I am trying to understand whether neo4j will work for my application. I am using it to record events overtime for example who votes in a particular way during a Brexit vote which I understand is a good use case for Neo but I have time series quantitative data like monthly inflation or GDP or quarterly industrial output for the entire period in question, which I want to then firstly import and visualize in relation to particular votes but also to run an algorithm that may examine if GDP growth was lower then expected by a particular threshold did this shift the votes of a particular group. Is this second example a good use case for neo and what would the data structure of monthly quantitative data eg GDP look like? Or could someone provide me a suggestion on how else to handle this problem?
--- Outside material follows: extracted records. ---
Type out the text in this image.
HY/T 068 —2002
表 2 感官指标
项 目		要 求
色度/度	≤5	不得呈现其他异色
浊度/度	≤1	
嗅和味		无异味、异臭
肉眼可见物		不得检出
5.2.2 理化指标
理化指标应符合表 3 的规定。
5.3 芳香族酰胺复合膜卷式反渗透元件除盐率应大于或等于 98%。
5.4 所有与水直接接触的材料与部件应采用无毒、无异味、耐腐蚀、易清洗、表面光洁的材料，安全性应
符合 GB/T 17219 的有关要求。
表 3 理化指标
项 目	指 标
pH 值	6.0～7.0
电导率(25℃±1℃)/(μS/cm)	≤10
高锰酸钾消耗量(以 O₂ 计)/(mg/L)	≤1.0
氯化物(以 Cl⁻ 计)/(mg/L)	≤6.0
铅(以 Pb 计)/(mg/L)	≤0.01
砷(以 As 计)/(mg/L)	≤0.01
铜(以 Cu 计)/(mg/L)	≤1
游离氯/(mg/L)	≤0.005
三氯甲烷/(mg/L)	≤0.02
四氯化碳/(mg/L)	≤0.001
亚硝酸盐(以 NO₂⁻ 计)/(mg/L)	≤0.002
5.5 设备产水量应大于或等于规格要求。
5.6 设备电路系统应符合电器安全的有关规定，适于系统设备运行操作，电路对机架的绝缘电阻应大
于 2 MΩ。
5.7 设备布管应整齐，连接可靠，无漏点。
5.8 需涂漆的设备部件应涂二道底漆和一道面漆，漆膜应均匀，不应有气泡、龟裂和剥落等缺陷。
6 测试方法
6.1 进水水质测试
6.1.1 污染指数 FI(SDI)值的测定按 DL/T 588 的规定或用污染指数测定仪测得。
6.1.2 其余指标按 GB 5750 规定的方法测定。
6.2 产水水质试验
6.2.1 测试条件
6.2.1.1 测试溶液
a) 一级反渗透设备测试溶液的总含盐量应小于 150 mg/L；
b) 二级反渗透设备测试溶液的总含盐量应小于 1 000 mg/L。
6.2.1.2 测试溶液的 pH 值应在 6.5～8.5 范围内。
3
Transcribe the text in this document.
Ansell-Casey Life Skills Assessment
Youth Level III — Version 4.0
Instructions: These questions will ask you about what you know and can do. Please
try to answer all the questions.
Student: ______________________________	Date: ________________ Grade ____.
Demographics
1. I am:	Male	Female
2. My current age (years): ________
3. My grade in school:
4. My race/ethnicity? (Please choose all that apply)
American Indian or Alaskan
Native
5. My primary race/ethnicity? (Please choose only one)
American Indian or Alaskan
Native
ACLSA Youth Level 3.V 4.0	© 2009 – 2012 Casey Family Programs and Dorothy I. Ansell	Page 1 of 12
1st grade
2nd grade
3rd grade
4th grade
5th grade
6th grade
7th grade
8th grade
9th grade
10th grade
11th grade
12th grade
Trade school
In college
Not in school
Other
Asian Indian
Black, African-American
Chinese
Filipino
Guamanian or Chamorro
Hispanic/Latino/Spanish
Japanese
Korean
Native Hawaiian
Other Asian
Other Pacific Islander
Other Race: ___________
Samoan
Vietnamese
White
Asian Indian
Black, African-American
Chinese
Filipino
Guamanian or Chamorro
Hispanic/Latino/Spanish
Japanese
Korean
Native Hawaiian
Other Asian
massive time series data is not what Neo4j is built for but if it's just a bunch of measurements then you can just create them with date/datetime properties and index those properties and then link them to other information you have
For thresholds and such you might need to use aggregations (on differnt timeframes) and post filtering depending on what exactly you want to query.
Probably best to share more details / your model.
You might want to consider GraphAware Time Series Library
Hi @sommer , for timeseries data, the best choice it go for columnar databases like Cassandra (or datastax). Modelling with graphware maybe good for representation, but not for storing and fast retrieval. Also graphware is not supported in neo4j 4.x.
For example, if you have 10 sensors and each sensors have metrics with datetime, then you query those 1 of the sensors , then by datetime and then their metrics.
Cassandra has both availability and partition, whereas Neo4j has availability and consistency.
This is the database we are using currently -> https://www.influxdata.com/
Actually graphaware updated their framework for Neo4j 4.x
I think it all depends on the volume, if it's just the GDPs of all countries on a monthly basis, neo4j is totally fine.
If it's billions of sensor events per hour or day then perhaps not.